My mom recently told me a story about our first Halloween in America. It turns out we didn’t know about Halloween (though in Russia there is a similar holiday, except instead of costumes and candy, people hide in their apartments, afraid to make a noise.) Still, we didn’t know that you had to be home and went somewhere. When we got back, someone had written “fuck” on our house with shaving cream or something. We were confused, until a neighbor explained it—in America there is a holiday where children dress as monsters and go door to door to get candy. If you’re not there, they destroy something of yours. Oh! Of course! It’s like a child version of The Secret Police, but instead of searching for people who question the actions of the State, they want candy. No prob. We’ll be around next year.

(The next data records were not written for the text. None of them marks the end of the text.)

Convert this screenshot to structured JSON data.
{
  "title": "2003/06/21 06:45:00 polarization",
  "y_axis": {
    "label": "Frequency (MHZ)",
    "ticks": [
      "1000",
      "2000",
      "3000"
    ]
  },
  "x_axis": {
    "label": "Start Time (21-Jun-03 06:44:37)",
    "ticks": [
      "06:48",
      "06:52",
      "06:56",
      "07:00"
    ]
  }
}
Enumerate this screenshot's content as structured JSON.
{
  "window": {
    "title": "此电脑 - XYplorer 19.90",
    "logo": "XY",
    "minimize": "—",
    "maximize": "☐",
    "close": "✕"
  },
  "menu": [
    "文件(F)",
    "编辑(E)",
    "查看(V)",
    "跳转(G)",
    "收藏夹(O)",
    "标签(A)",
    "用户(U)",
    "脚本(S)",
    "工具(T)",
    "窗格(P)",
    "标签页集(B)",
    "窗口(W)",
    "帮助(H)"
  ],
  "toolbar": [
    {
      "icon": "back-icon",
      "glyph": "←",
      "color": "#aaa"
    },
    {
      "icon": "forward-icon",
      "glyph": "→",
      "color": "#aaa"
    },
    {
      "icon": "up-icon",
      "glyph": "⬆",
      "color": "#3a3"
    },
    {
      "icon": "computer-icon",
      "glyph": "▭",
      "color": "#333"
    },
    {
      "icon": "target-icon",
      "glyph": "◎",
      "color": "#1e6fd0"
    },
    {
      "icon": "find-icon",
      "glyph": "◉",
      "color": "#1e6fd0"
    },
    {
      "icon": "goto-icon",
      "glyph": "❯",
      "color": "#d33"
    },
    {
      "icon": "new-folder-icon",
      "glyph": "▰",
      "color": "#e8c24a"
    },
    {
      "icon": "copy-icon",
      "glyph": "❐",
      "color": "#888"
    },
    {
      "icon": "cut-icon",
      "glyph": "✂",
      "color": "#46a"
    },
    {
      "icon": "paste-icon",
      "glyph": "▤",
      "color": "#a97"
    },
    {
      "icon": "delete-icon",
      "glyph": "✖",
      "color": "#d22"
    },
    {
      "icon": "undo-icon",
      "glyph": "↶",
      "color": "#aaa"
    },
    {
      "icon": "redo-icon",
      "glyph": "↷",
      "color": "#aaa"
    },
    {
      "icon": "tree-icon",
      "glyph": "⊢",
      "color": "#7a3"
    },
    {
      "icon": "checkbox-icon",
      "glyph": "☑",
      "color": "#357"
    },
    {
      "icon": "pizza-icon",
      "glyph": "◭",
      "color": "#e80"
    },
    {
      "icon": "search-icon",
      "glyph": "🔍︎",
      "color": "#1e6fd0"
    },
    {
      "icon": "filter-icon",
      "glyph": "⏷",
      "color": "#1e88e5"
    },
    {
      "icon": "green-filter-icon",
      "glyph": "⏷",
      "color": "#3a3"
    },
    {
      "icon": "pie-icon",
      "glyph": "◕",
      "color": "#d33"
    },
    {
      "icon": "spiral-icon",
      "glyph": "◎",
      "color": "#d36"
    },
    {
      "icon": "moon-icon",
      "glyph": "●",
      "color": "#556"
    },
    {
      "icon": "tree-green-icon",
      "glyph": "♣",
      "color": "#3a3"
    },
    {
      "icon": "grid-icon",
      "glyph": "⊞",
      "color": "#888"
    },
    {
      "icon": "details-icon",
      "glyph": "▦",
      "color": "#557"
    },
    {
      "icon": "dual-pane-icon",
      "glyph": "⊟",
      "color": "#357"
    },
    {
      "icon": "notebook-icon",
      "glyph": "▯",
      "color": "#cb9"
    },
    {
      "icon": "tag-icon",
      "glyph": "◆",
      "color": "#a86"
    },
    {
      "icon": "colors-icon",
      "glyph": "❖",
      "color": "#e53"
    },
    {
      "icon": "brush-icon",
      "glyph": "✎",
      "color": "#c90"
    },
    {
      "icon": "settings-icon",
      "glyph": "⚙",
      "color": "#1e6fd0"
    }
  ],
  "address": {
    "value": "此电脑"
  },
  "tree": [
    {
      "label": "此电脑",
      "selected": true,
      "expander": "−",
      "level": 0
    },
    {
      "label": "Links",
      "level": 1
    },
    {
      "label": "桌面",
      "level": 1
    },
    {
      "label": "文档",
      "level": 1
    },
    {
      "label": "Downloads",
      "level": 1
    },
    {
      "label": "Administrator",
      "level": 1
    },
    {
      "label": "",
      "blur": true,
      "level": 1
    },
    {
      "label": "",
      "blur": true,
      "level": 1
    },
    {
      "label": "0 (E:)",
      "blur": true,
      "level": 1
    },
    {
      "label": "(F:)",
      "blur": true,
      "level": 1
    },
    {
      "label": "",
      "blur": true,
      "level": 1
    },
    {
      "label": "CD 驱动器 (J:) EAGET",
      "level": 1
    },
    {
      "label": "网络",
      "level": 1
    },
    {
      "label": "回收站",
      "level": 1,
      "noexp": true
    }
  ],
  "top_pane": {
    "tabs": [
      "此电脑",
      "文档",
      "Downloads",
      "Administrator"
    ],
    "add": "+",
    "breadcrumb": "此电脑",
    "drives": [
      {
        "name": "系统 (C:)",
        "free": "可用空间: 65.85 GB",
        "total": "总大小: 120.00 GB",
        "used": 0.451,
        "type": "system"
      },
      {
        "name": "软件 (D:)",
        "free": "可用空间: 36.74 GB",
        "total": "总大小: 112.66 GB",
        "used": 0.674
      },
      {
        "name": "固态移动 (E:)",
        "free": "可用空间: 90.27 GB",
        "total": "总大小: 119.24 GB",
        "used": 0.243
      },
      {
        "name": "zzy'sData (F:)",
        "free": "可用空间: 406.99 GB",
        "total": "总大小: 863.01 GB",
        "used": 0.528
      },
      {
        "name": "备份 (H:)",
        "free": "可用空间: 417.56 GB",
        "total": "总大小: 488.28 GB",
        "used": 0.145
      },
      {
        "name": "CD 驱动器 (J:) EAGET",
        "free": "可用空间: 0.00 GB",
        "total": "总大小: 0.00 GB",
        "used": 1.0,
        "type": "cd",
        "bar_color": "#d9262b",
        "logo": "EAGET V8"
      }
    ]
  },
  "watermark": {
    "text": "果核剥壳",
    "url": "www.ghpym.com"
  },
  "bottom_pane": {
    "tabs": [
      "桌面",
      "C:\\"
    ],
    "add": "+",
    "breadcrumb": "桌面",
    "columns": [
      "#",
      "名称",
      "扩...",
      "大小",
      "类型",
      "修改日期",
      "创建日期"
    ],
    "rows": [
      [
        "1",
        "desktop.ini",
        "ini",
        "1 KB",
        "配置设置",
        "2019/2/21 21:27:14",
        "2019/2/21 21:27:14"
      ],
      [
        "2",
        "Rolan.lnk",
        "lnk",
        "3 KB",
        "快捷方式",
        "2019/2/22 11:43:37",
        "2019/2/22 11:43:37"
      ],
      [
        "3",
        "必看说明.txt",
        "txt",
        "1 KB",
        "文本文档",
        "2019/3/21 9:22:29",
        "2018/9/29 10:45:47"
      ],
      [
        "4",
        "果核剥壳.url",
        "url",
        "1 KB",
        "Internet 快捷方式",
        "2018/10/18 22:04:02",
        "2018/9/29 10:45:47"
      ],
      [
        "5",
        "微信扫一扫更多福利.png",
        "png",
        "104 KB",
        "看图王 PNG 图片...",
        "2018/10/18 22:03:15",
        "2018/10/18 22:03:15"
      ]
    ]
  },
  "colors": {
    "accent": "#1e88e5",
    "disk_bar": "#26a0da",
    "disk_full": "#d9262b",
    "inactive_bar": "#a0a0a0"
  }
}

This year, I had a fun Halloween. I often don’t have a costume (I’m not counting the mask I wear to hide my feelings.) It seemed like this Halloween there were less girls dressed like magical hookers. So that’s good. (A recent statistic I wrote says that boys will try to have sex with girls 97 percent as much regardless of whether they wear a pretty blouse or dress as a witch in thongs who got surprised by a fire alarm. And the three perecent that won’t would make terrible dad’s, even for an hour.)
Last year I dressed as a mish-mash of super hero-esque things (I had a utility-belt filled with airplane size liquor bottles I’d hand out) and a mask I bought in Chinatown with strawberries or something on it. I also wore a speaker attached to my iPod and played sweet music plus recordings of me (in a pitched, deep voice) saying, “Don’t ask me what I’m dressed as,” or “Hey, Mr. Downtown, I think you overdosed on cool pills.” If I had to give this hero a name I would call him Captain Fun, or more accurately, Dr. Captain Weird and Confusing.
This year I was made a beautiful Robin (like Batman and Robin) outfit by someone (who was very cute, so if you know her, please have her e-mail me, unless she’s married, then just a fax, and maybe we’ll go on an awkward date; example—we go to fill out the paperwork to adopt a highway.) The Robin outfit was for a bit (Treat! You just learned a comedy term! You can throw out the word “skit”) for an 826-NYC benefit—a non-profit org (that’s short for “organization,” though now longer, sorry) that tutors kids in writing and also sells superhero gear. (If you’d like to help a child write a novel or memoir visit 826nyc.org.)
After the benefit I got to keep my beautiful, hand made costume. I wore it to several parties, and at each party, people asked me different things. “Where’s Batman?” I got a lot. (I now know not go as one half of a team; a lesson anyone who dressed up as Rumsfeld or Charlie Watts could tell you, too.) My favorite thing someone said to me was on my way to Bowery Bar, two guys, somewhat drunk and tough, yelled, “Nobody cares about Robin.”
“Nobody cares about Robin.”
Really? Who do they care about? Batman? Yes. People are heartbroken over the death of his imaginary parents in a made-up city. Or Superman. He is the only survivor from his planet. He’s alone. And when you wear a superman costume people get that depth of pain.
I guess what I’m really saying is, the next time you see someone in a Robin outfit, just yell, “Fag” or “You suck!” Don’t go into the pseudo-psychology of it. It’ll be flawed.
Above is a picture of me and Leo Allen (who was Captain Guess Your Weight) at the 826-nyc benefit, with somewhat surprised onlookers. I was his crappy side kick (Robyn with a y.)
I’d like to end this by recounting a Halloween story that William Shatner once told on Conan. It’s the reason he may be a brilliant man. For Halloween one year, William Shatner went out in two William Shatner masks. He would get to a house, take off a mask, and underneath, would be another William Shanter mask. Then he would take the second mask off, to reveal the real William Shatner. I have always loved that story. Thank you, Mr. Shatner.